The first Canadian Best Practice Recommendations for the Management of Amyotrophic Lateral Sclerosis, published in the latest issue of the CMAJ (Canadian Medical Association Journal), recommends people living with the disease receive specialized multidisciplinary care, and addresses issues important to caring for people living with ALS in Canada, including timeliness of care, disease-modifying therapies, medical assistance in dying (MAiD) and caregiver support.
ALS, also known as Lou Gehrig’s disease, gradually paralyzes people because the brain and spinal cord are no longer able to communicate with the muscles of the body that we are typically able to move at will. With four out of five people dying within five years of diagnosis in Canada, providing timely, optimal care from coast-to-coast is critical.

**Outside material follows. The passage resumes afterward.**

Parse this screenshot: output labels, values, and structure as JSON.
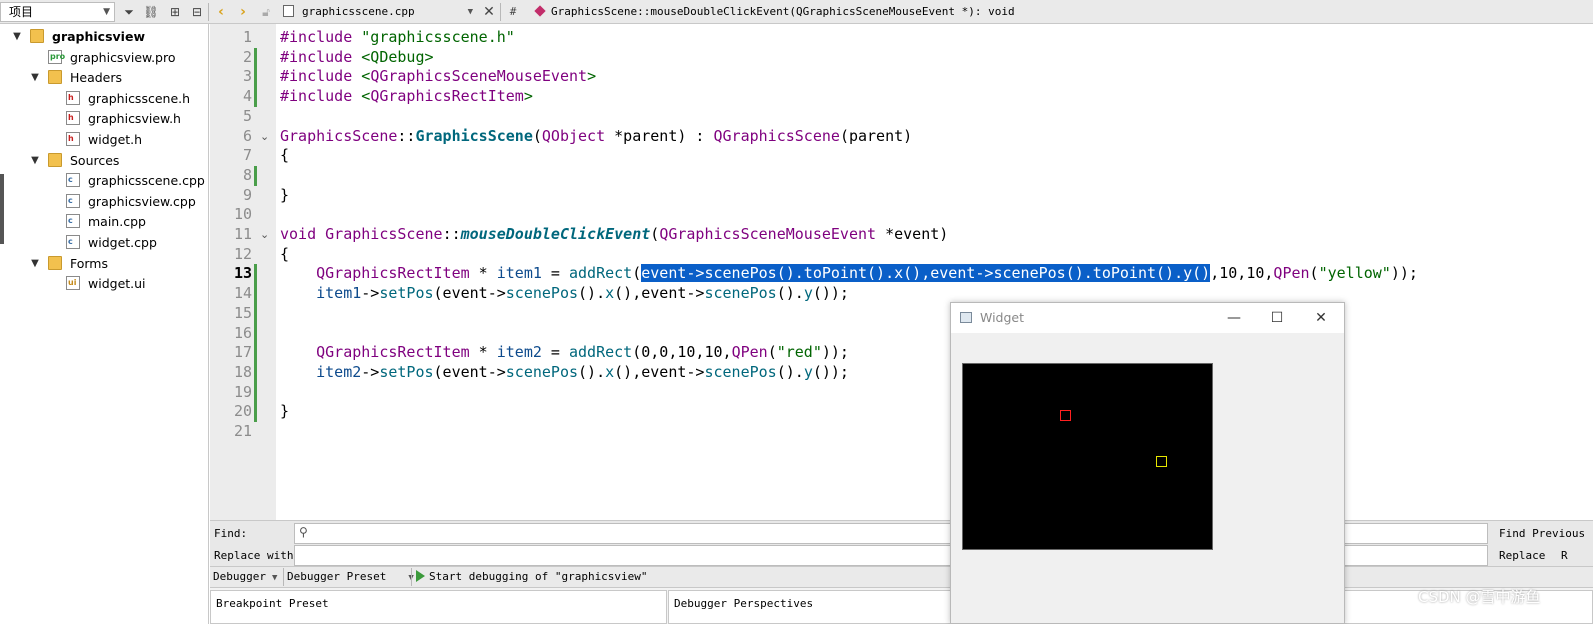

“These Best Practice Recommendations are an important step forward for improving the lives of people living with ALS in Canada. We hope they will help enable ALS clinics across the country to meet a common national standard, offering the best possible care to their patients and helping them navigate this complex and devastating progressive disease,” says Dr. Christen Shoesmith, Neurologist & Motor Neuron Disease Clinic Director at London Health Sciences Centre and Chair of the ALS Best Practice Recommendations Working Group.

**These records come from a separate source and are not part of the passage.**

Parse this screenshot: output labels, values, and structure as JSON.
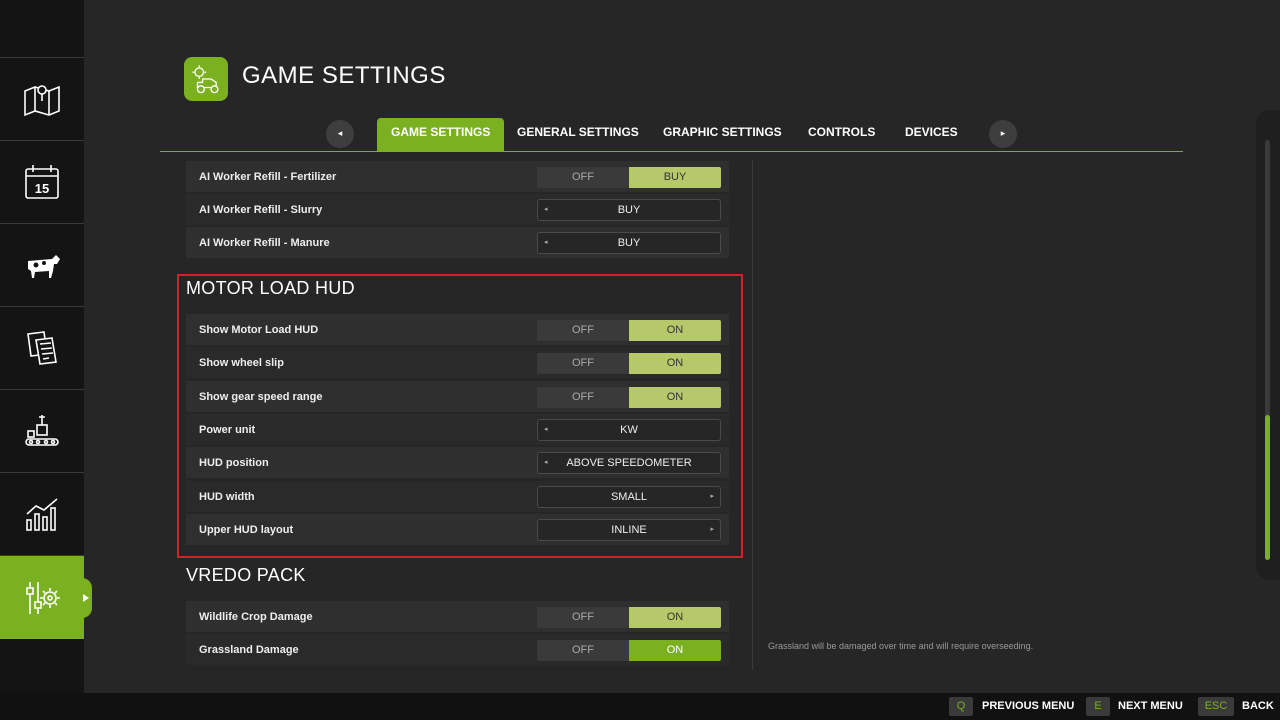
{
  "header": {
    "title": "GAME SETTINGS",
    "icon": "tractor-gear-icon"
  },
  "tabs": {
    "items": [
      {
        "label": "GAME SETTINGS",
        "active": true
      },
      {
        "label": "GENERAL SETTINGS"
      },
      {
        "label": "GRAPHIC SETTINGS"
      },
      {
        "label": "CONTROLS"
      },
      {
        "label": "DEVICES"
      }
    ],
    "prev_arrow": "◂",
    "next_arrow": "▸"
  },
  "sidebar": {
    "items": [
      "map-icon",
      "calendar-icon",
      "animals-icon",
      "contracts-icon",
      "production-icon",
      "statistics-icon",
      "settings-icon"
    ],
    "calendar_day": "15",
    "active": "settings-icon"
  },
  "rows_top": [
    {
      "label": "AI Worker Refill - Fertilizer",
      "type": "toggle",
      "off": "OFF",
      "on": "BUY",
      "value": "BUY"
    },
    {
      "label": "AI Worker Refill - Slurry",
      "type": "selector",
      "value": "BUY"
    },
    {
      "label": "AI Worker Refill - Manure",
      "type": "selector",
      "value": "BUY"
    }
  ],
  "motor_section": {
    "title": "MOTOR LOAD HUD",
    "rows": [
      {
        "label": "Show Motor Load HUD",
        "off": "OFF",
        "on": "ON",
        "value": "ON"
      },
      {
        "label": "Show wheel slip",
        "off": "OFF",
        "on": "ON",
        "value": "ON"
      },
      {
        "label": "Show gear speed range",
        "off": "OFF",
        "on": "ON",
        "value": "ON"
      },
      {
        "label": "Power unit",
        "value": "KW"
      },
      {
        "label": "HUD position",
        "value": "ABOVE SPEEDOMETER"
      },
      {
        "label": "HUD width",
        "value": "SMALL"
      },
      {
        "label": "Upper HUD layout",
        "value": "INLINE"
      }
    ]
  },
  "vredo_section": {
    "title": "VREDO PACK",
    "rows": [
      {
        "label": "Wildlife Crop Damage",
        "off": "OFF",
        "on": "ON",
        "value": "ON"
      },
      {
        "label": "Grassland Damage",
        "off": "OFF",
        "on": "ON",
        "value": "ON"
      }
    ]
  },
  "help_text": "Grassland will be damaged over time and will require overseeding.",
  "footer": {
    "prev": {
      "key": "Q",
      "label": "PREVIOUS MENU"
    },
    "next": {
      "key": "E",
      "label": "NEXT MENU"
    },
    "back": {
      "key": "ESC",
      "label": "BACK"
    }
  },
  "colors": {
    "accent": "#7bb021",
    "toggle_on": "#b6c96a",
    "highlight": "#d0202a"
  },
  "scroll_position": 0.7
}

With the new guideline, people living with ALS in Canada, their families and healthcare providers are also now empowered to make informed, collaborative decisions and advocate for optimal care consistent with best available evidence and expert consensus.
Until now, there have been no recommendations explicitly for the care of people living with ALS in Canada. Clinicians and care teams have relied on older guidelines published in the US and Europe, which do not address issues important to care in Canada.
“It’s critical that each person living with ALS, along with their family and caregivers – no matter where they live in Canada – have access to the best and most appropriate care for their disease,” says Tammy Moore, Chief Executive Officer, ALS Society of Canada. “That’s why it’s important that these guidelines reflect Canadian experience, values and the health-care system. We congratulate the Working Group and everyone involved in developing this important resource that will help to improve the standard of care.”
A 13-member pan-Canadian Working Group developed the guideline’s more than 130 recommendations across 13 areas of focus to provide an update on evolving best practices of care in ALS. In doing so, they assessed hundreds of published peer-reviewed articles, and sought the input of people living with ALS in Canada, ALS Societies across the country, as well as other health providers and organizations.
Funding for the guideline was made possible through donations from the 2014 Ice Bucket Challenge and the Canadian ALS Research Network (CALS), a partnership of clinicians across Canada that specialize in ALS research and clinical care.